Когда она села в кабину и стала подтягивать шкоты, он увидел ее глаза, полные детского восторга, и рассмеялся мальчишеским смехом… Парус уплывал в далекое качание марева и казался уже одиноким облаком в жарком сухом небе. Он лег на бугре, заложив руки за голову, и улыбка не сходила с его лица.
Колесница была мила ему, как бумажный змей, который он не разучился еще делать и мог, кое-что вспомнив, блеснуть ловкостью и умением.
8
Она была дочь лошадника Хемета и помнила об этом всегда, а если бы вдруг забыла, то ей тут же и напомнили бы. Всегда, каждую минуту она как бы чувствовала у себя за спиной присутствие отца. И матери тоже. Да нет, никто не говорил ей: а вот, мол, дочка Хемета и Донии! — или еще что-нибудь в этом роде. Нет, просто каждый в городке знал, что она дочь Хемета. О других девчонках или ребятах могли и не знать, чей он, пока сам сынок или дочка, стесняясь или, наоборот, гордясь, не называл своего родителя — или горшечника Алчина, или скорняка Идията, или шапочника Нуруллу. А про нее знали.
Когда ей было восемь, десять, двенадцать и даже четырнадцать лет, то есть когда она ничего еще из себя не представляла, — понятно, что для окружающих она была лишь дочка Хемета и Донии, и больше ничего. Вот кто-то заговаривал, что в табеле у нее одни только «отл.», и слушатели понимающе кивали, как бы говоря: известно, ведь она дочь лошадника Хемета. Или кто-то отмечал ее красоту, и опять горожане кивали: дескать, понятное дело, она дочь Хемета, а он был не дурак и сумел отхватить в свое время красавицу, хотя, как известно… Но даже когда она отвадила от своих ворот оболтуса Харуна, и тут было сказано: это же дочь Хемета и его жены! — как будто сама по себе ничего она не значила.
В десять лет она умела шить, вязать и прясть и лет до двенадцати отдавалась этому делу увлеченно, безраздельно, но потом как бы враз остыла к девчоночьим интересам и стала вертеться возле отца, к великому его удовольствию. Она ездила с ним в поездки, умела запрягать и выпрягать коня, скакала верхом. Прохожие жались к заборам, ребятня отскакивала с дороги, когда она скоком возвращалась в город с прогулок по степи. Испуг и восторг были в глазах ребят.

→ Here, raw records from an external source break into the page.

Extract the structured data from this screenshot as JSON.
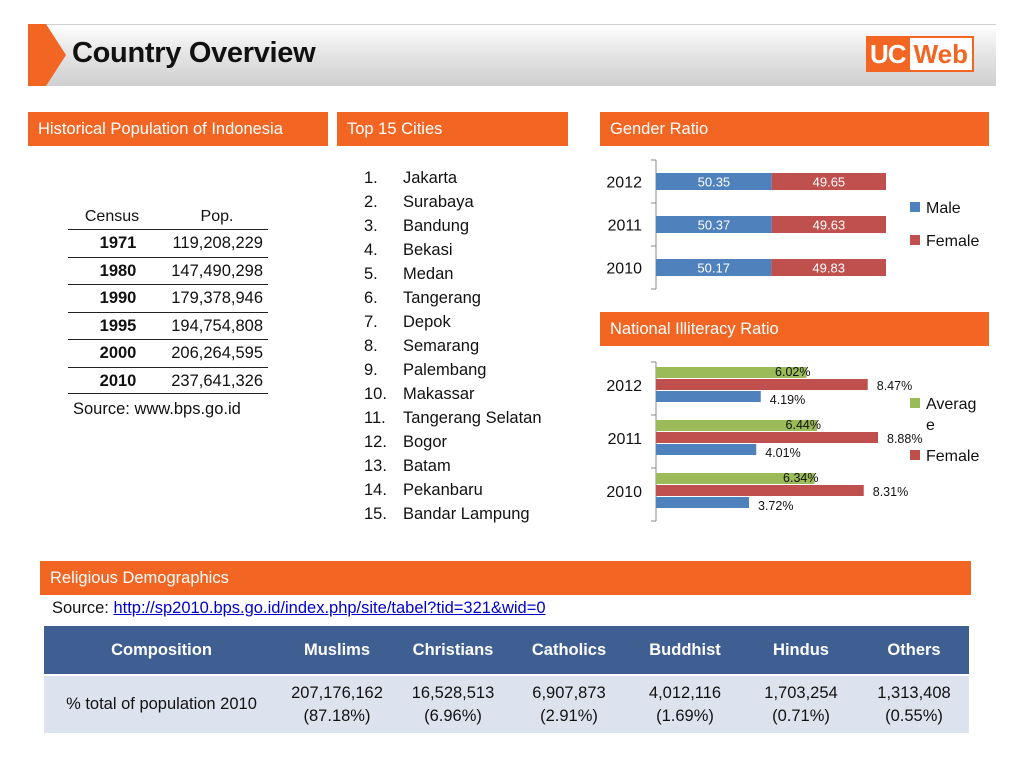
{
  "page": {
    "title": "Country Overview",
    "logo": {
      "part1": "UC",
      "part2": "Web"
    }
  },
  "sections": {
    "population": "Historical Population of Indonesia",
    "cities": "Top 15 Cities",
    "gender": "Gender Ratio",
    "illiteracy": "National Illiteracy Ratio",
    "religion": "Religious Demographics"
  },
  "population": {
    "headers": [
      "Census",
      "Pop."
    ],
    "rows": [
      {
        "year": "1971",
        "pop": "119,208,229"
      },
      {
        "year": "1980",
        "pop": "147,490,298"
      },
      {
        "year": "1990",
        "pop": "179,378,946"
      },
      {
        "year": "1995",
        "pop": "194,754,808"
      },
      {
        "year": "2000",
        "pop": "206,264,595"
      },
      {
        "year": "2010",
        "pop": "237,641,326"
      }
    ],
    "source": "Source: www.bps.go.id"
  },
  "cities": [
    {
      "num": "1.",
      "name": "Jakarta"
    },
    {
      "num": "2.",
      "name": "Surabaya"
    },
    {
      "num": "3.",
      "name": "Bandung"
    },
    {
      "num": "4.",
      "name": "Bekasi"
    },
    {
      "num": "5.",
      "name": "Medan"
    },
    {
      "num": "6.",
      "name": "Tangerang"
    },
    {
      "num": "7.",
      "name": "Depok"
    },
    {
      "num": "8.",
      "name": "Semarang"
    },
    {
      "num": "9.",
      "name": "Palembang"
    },
    {
      "num": "10.",
      "name": "Makassar"
    },
    {
      "num": "11.",
      "name": "Tangerang Selatan"
    },
    {
      "num": "12.",
      "name": "Bogor"
    },
    {
      "num": "13.",
      "name": "Batam"
    },
    {
      "num": "14.",
      "name": "Pekanbaru"
    },
    {
      "num": "15.",
      "name": "Bandar Lampung"
    }
  ],
  "religion": {
    "source_label": "Source: ",
    "source_url": "http://sp2010.bps.go.id/index.php/site/tabel?tid=321&wid=0",
    "headers": [
      "Composition",
      "Muslims",
      "Christians",
      "Catholics",
      "Buddhist",
      "Hindus",
      "Others"
    ],
    "row_label": "% total of population 2010",
    "cells": [
      {
        "count": "207,176,162",
        "pct": "(87.18%)"
      },
      {
        "count": "16,528,513",
        "pct": "(6.96%)"
      },
      {
        "count": "6,907,873",
        "pct": "(2.91%)"
      },
      {
        "count": "4,012,116",
        "pct": "(1.69%)"
      },
      {
        "count": "1,703,254",
        "pct": "(0.71%)"
      },
      {
        "count": "1,313,408",
        "pct": "(0.55%)"
      }
    ]
  },
  "colors": {
    "orange": "#f26522",
    "blue": "#4f81bd",
    "red": "#c0504d",
    "green": "#9bbb59",
    "table_header": "#3f5f93",
    "table_row": "#dde3ee"
  },
  "chart_data": [
    {
      "type": "bar",
      "orientation": "horizontal",
      "stacked": true,
      "title": "Gender Ratio",
      "categories": [
        "2012",
        "2011",
        "2010"
      ],
      "series": [
        {
          "name": "Male",
          "color": "#4f81bd",
          "values": [
            50.35,
            50.37,
            50.17
          ],
          "labels": [
            "50.35",
            "50.37",
            "50.17"
          ]
        },
        {
          "name": "Female",
          "color": "#c0504d",
          "values": [
            49.65,
            49.63,
            49.83
          ],
          "labels": [
            "49.65",
            "49.63",
            "49.83"
          ]
        }
      ],
      "xlim": [
        0,
        100
      ],
      "legend": "right"
    },
    {
      "type": "bar",
      "orientation": "horizontal",
      "stacked": false,
      "title": "National Illiteracy Ratio",
      "categories": [
        "2012",
        "2011",
        "2010"
      ],
      "series": [
        {
          "name": "Average",
          "legend_text": [
            "Averag",
            "e"
          ],
          "color": "#9bbb59",
          "values": [
            6.02,
            6.44,
            6.34
          ],
          "labels": [
            "6.02%",
            "6.44%",
            "6.34%"
          ]
        },
        {
          "name": "Female",
          "legend_text": [
            "Female"
          ],
          "color": "#c0504d",
          "values": [
            8.47,
            8.88,
            8.31
          ],
          "labels": [
            "8.47%",
            "8.88%",
            "8.31%"
          ]
        },
        {
          "name": "",
          "legend_text": [],
          "color": "#4f81bd",
          "values": [
            4.19,
            4.01,
            3.72
          ],
          "labels": [
            "4.19%",
            "4.01%",
            "3.72%"
          ]
        }
      ],
      "xlim": [
        0,
        10
      ],
      "legend": "right"
    }
  ]
}
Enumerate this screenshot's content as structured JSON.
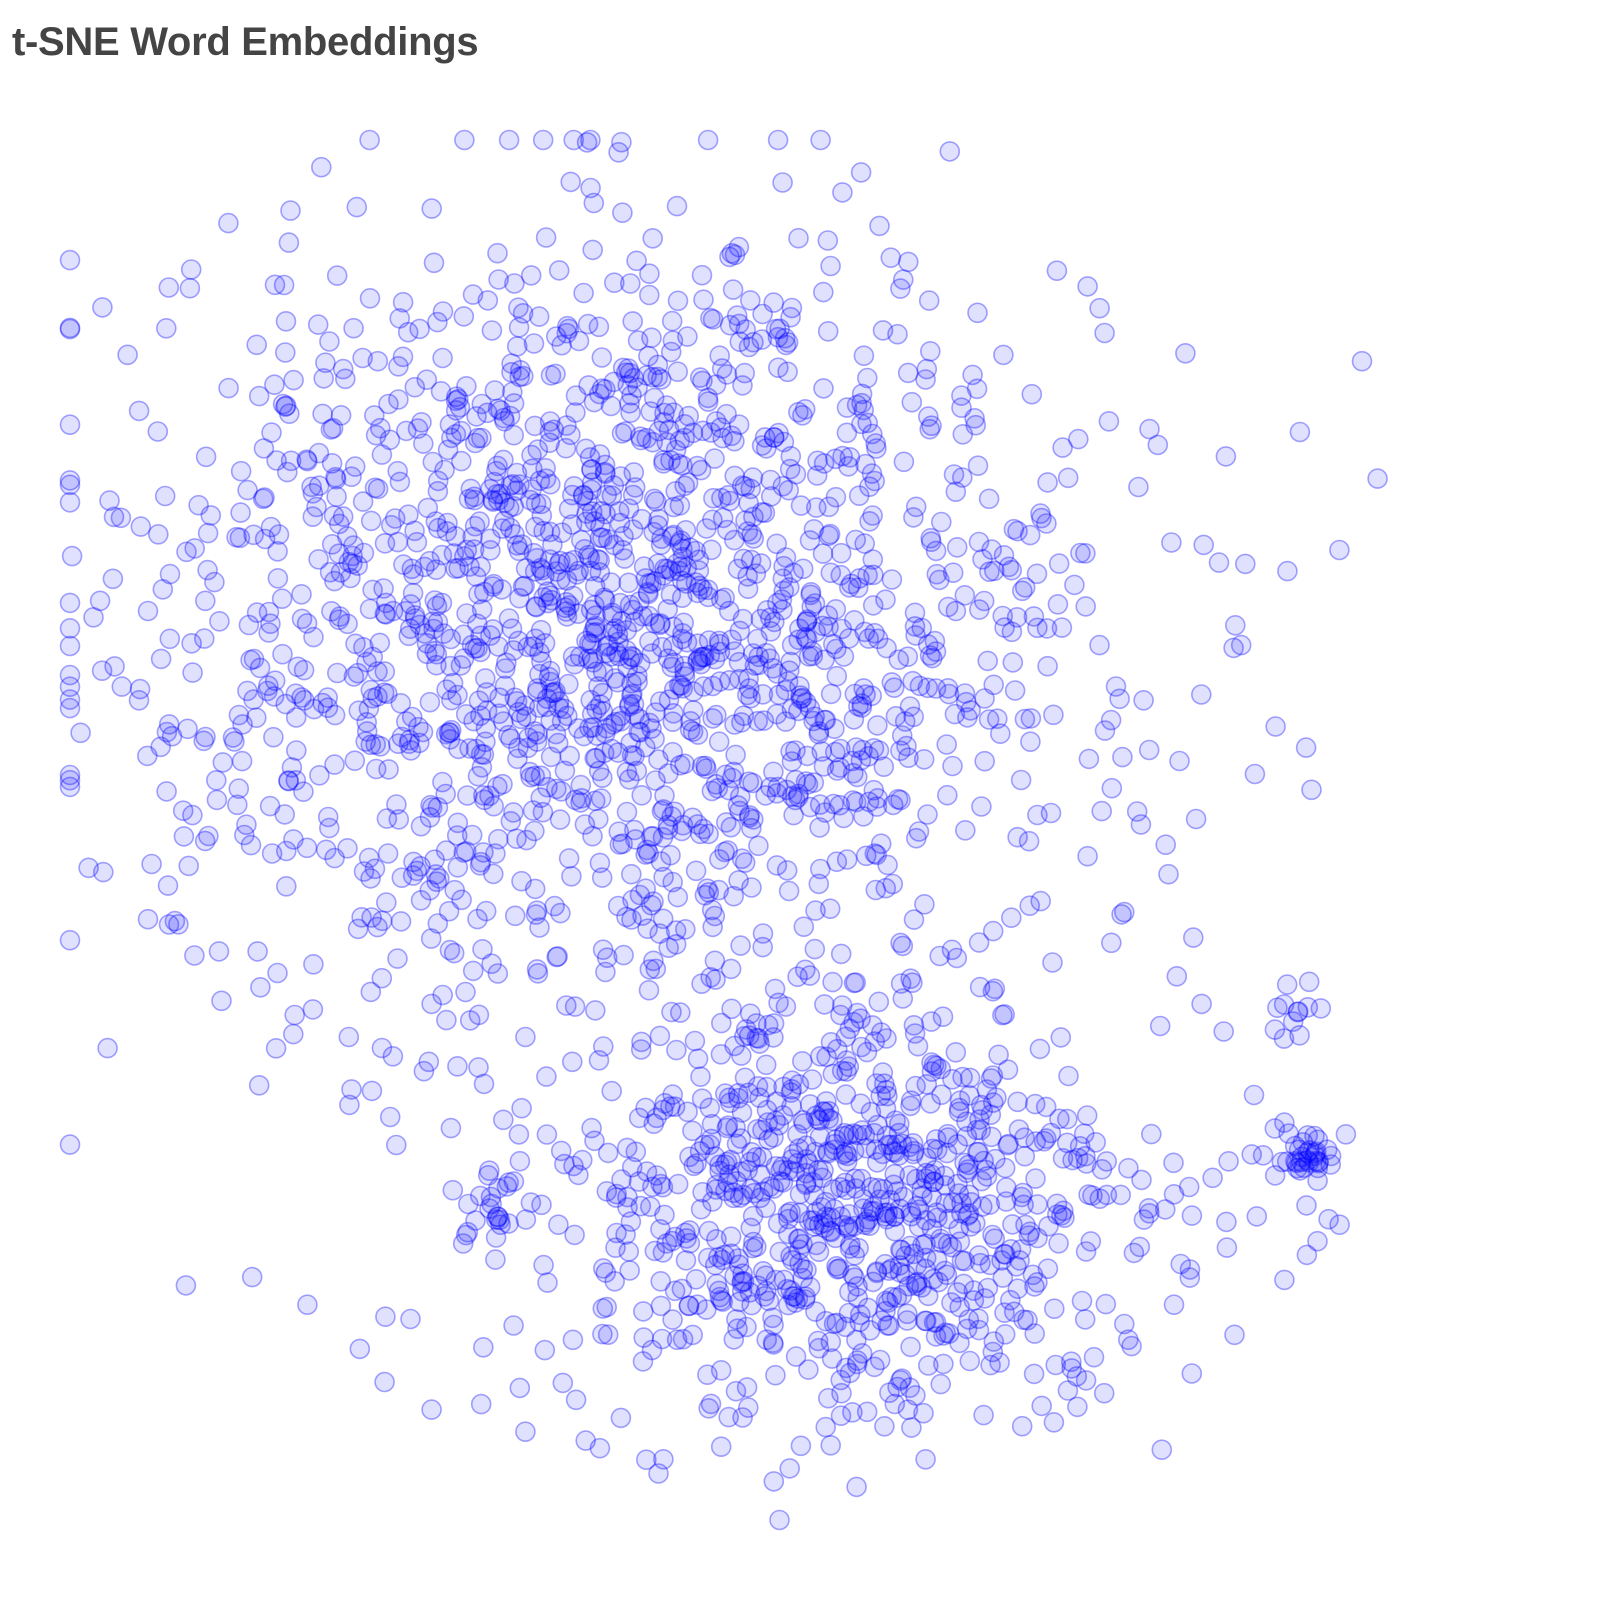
{
  "chart_data": {
    "type": "scatter",
    "title": "t-SNE Word Embeddings",
    "xlabel": "",
    "ylabel": "",
    "grid": false,
    "axes_visible": false,
    "legend": "none",
    "xlim": [
      0,
      100
    ],
    "ylim": [
      0,
      100
    ],
    "series": [
      {
        "marker": "circle",
        "color": "#0000ff",
        "fill_opacity": 0.12,
        "stroke_opacity": 0.35,
        "points": [
          [
            45.8,
            90.2
          ],
          [
            40.6,
            89.6
          ],
          [
            46.6,
            87.0
          ],
          [
            29.2,
            88.8
          ],
          [
            32.2,
            89.6
          ],
          [
            34.0,
            87.2
          ],
          [
            36.0,
            86.0
          ],
          [
            18.8,
            85.4
          ],
          [
            19.8,
            83.4
          ],
          [
            21.2,
            84.2
          ],
          [
            15.6,
            84.6
          ],
          [
            16.2,
            82.6
          ],
          [
            23.8,
            83.6
          ],
          [
            27.0,
            84.2
          ],
          [
            32.0,
            83.8
          ],
          [
            49.2,
            85.0
          ],
          [
            52.0,
            83.2
          ],
          [
            54.6,
            82.0
          ],
          [
            57.4,
            81.6
          ],
          [
            61.0,
            81.0
          ],
          [
            64.6,
            80.6
          ],
          [
            28.0,
            81.4
          ],
          [
            31.2,
            80.4
          ],
          [
            34.8,
            79.6
          ],
          [
            14.6,
            78.8
          ],
          [
            12.4,
            76.0
          ],
          [
            10.2,
            72.8
          ],
          [
            14.0,
            74.0
          ],
          [
            17.6,
            74.4
          ],
          [
            20.4,
            75.6
          ],
          [
            22.6,
            77.2
          ],
          [
            25.6,
            78.0
          ],
          [
            65.8,
            76.4
          ],
          [
            66.6,
            74.0
          ],
          [
            68.4,
            71.8
          ],
          [
            70.4,
            72.6
          ],
          [
            6.6,
            62.4
          ],
          [
            5.0,
            59.4
          ],
          [
            7.4,
            56.8
          ],
          [
            8.2,
            51.4
          ],
          [
            7.0,
            52.8
          ],
          [
            9.8,
            49.2
          ],
          [
            10.6,
            53.6
          ],
          [
            8.6,
            47.4
          ],
          [
            7.6,
            43.4
          ],
          [
            10.8,
            41.2
          ],
          [
            13.8,
            38.6
          ],
          [
            17.6,
            37.0
          ],
          [
            20.2,
            35.0
          ],
          [
            23.4,
            33.6
          ],
          [
            26.0,
            33.2
          ],
          [
            29.6,
            32.8
          ],
          [
            20.4,
            31.2
          ],
          [
            23.2,
            29.2
          ],
          [
            73.6,
            66.2
          ],
          [
            74.6,
            63.4
          ],
          [
            75.8,
            60.4
          ],
          [
            77.8,
            59.4
          ],
          [
            75.0,
            57.2
          ],
          [
            78.2,
            55.8
          ],
          [
            80.4,
            55.0
          ],
          [
            81.6,
            50.8
          ],
          [
            77.6,
            50.4
          ],
          [
            79.6,
            46.8
          ],
          [
            81.4,
            42.2
          ],
          [
            80.2,
            39.4
          ],
          [
            79.0,
            35.8
          ],
          [
            82.0,
            37.4
          ],
          [
            83.6,
            35.4
          ],
          [
            88.2,
            38.8
          ],
          [
            89.8,
            39.0
          ],
          [
            88.0,
            28.8
          ],
          [
            88.8,
            26.0
          ],
          [
            90.2,
            26.4
          ],
          [
            85.8,
            30.8
          ],
          [
            86.0,
            22.0
          ],
          [
            89.6,
            22.8
          ],
          [
            90.4,
            20.2
          ],
          [
            91.2,
            21.8
          ],
          [
            92.0,
            21.4
          ],
          [
            82.8,
            24.8
          ],
          [
            83.8,
            21.6
          ],
          [
            80.0,
            23.6
          ],
          [
            88.0,
            17.4
          ],
          [
            80.0,
            15.6
          ],
          [
            76.4,
            14.2
          ],
          [
            74.2,
            11.8
          ],
          [
            73.0,
            8.2
          ],
          [
            69.0,
            6.8
          ],
          [
            66.2,
            7.6
          ],
          [
            62.0,
            4.4
          ],
          [
            57.0,
            2.4
          ],
          [
            51.0,
            2.8
          ],
          [
            43.0,
            4.4
          ],
          [
            38.4,
            5.2
          ],
          [
            33.0,
            6.4
          ],
          [
            29.8,
            8.4
          ],
          [
            26.2,
            8.0
          ],
          [
            22.8,
            10.0
          ],
          [
            21.0,
            12.4
          ],
          [
            17.2,
            15.6
          ],
          [
            13.2,
            17.6
          ],
          [
            8.4,
            17.0
          ],
          [
            34.6,
            17.2
          ],
          [
            39.6,
            20.8
          ],
          [
            40.4,
            23.4
          ],
          [
            32.6,
            26.0
          ],
          [
            37.8,
            28.4
          ],
          [
            31.2,
            21.4
          ],
          [
            33.4,
            23.0
          ],
          [
            39.0,
            26.6
          ],
          [
            22.6,
            34.2
          ],
          [
            26.2,
            37.4
          ],
          [
            29.0,
            36.2
          ],
          [
            31.0,
            39.6
          ],
          [
            30.0,
            31.6
          ],
          [
            36.4,
            33.2
          ],
          [
            31.4,
            29.0
          ],
          [
            27.6,
            28.4
          ],
          [
            33.0,
            35.0
          ]
        ],
        "clusters": [
          {
            "cx": 40.0,
            "cy": 65.0,
            "sx": 17.0,
            "sy": 13.5,
            "count": 1700
          },
          {
            "cx": 56.5,
            "cy": 22.5,
            "sx": 10.5,
            "sy": 7.8,
            "count": 820
          },
          {
            "cx": 89.6,
            "cy": 26.4,
            "sx": 1.2,
            "sy": 1.0,
            "count": 34
          },
          {
            "cx": 88.6,
            "cy": 36.4,
            "sx": 0.9,
            "sy": 0.7,
            "count": 10
          },
          {
            "cx": 30.6,
            "cy": 22.6,
            "sx": 0.9,
            "sy": 2.2,
            "count": 16
          }
        ]
      }
    ]
  }
}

— Экий башибузук, эта Хеметова дочка, — говорили старики и ничего больше не добавляли, как бы не желая определенно сказать: хорошо это или плохо.
А когда она шла рядом с матерью, сдержанная, почти стыдливая, в ситцевом голубом платье, с оборками на груди и на рукавах, в непорочно белых чулках и мягких остроносых чувяках, ребята — и вовсе сопливые, и те, у кого пушок синел над верхней губой, — восторженно уступали ей дорогу. Но это был иной восторг, смешанный с тоской, настраивающий их на черт знает какую воинственность. Бывало, они кричали от какого-то яростного чувства неприличные слова, чего никогда не осмелились бы крикнуть, когда она скакала на коне. Но она проходила, как бы наглухо отгороженная от всего нечистого и грубого, вся как бы объятая легким дымком свежести и неприкосновенности.